As U.S. GDP eclipsed its pre-pandemic high during second quarter, small commercial real estate prices rose at the fastest pace since 2007.
Boxwood’s national Small Commercial Price Index (SCPI) covering 160 metro areas advanced at an annual rate of 8.1% during May as small businesses and small-time CRE investors regained confidence in the economic expansion and converted their pent-up demand for asset trades. The last time property prices rose so swiftly was at the height of the CRE bull market in mid-2007. As of May, SCPI was 19% above the previous high-water mark that summer.
Sale volume has also quickly revved up. Unsurprisingly, sales transactions totaling $98 billion over the first five months of 2021 are up over 20% compared with last year. And though total sales volume was roughly flat compared with the healthier January-May period during 2019, aggregate sales in the latest three months were sizable and largely comparable to the sum over any previous three-month period on record. (See the nearby graph.)

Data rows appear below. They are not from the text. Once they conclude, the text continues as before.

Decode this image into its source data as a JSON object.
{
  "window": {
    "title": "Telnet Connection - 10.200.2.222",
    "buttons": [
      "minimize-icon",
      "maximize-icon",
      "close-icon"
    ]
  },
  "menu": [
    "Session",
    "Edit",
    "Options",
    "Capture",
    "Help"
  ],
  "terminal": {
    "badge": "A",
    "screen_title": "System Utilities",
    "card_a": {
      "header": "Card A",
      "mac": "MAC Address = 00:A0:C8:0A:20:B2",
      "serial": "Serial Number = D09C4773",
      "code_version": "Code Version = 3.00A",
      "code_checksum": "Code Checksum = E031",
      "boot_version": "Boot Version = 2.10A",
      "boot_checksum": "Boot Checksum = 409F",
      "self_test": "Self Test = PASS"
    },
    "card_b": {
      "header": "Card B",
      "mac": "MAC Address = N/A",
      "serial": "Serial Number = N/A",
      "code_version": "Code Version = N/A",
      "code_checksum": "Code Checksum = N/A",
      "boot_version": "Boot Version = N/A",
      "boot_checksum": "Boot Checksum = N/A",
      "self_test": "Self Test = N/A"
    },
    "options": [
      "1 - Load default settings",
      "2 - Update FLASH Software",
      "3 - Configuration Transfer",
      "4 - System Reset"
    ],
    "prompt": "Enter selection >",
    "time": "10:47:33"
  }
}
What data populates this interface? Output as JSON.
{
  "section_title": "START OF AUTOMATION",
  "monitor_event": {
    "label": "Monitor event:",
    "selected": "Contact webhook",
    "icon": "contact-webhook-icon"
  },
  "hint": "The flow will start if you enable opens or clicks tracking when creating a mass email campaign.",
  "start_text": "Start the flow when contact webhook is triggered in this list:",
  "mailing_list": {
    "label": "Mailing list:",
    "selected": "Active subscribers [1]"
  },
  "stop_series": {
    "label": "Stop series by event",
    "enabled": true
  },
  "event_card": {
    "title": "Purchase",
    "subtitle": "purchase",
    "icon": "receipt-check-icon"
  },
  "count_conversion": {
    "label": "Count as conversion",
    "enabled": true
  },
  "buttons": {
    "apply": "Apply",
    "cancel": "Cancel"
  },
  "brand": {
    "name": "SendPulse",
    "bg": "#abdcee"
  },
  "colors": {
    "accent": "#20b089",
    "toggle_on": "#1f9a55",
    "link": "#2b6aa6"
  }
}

The small multifamily sector continued to outclass the stellar price performance of small commercial properties mentioned above. Boxwood’s Small Multifamily Price Index (SMPI) that tracks 100 metro areas climbed by 9.9% in May, the best annual return in more than three years. The persistent imbalance between constrained affordable rental housing supply and heavy demand by small-time investors is perhaps the key driver behind SMPI’s lofty elevation at 65% above the previous peak in 2006.
Unlike the shocks inflicted on economic activity, the coronavirus didn’t interrupt but only slowed the pace of CRE investment growth. Based on this past resilience as well as improving rates of vaccination, it seems plausible that the rise of the delta variant will not significantly threaten the positive trajectory of most small-cap CRE sectors.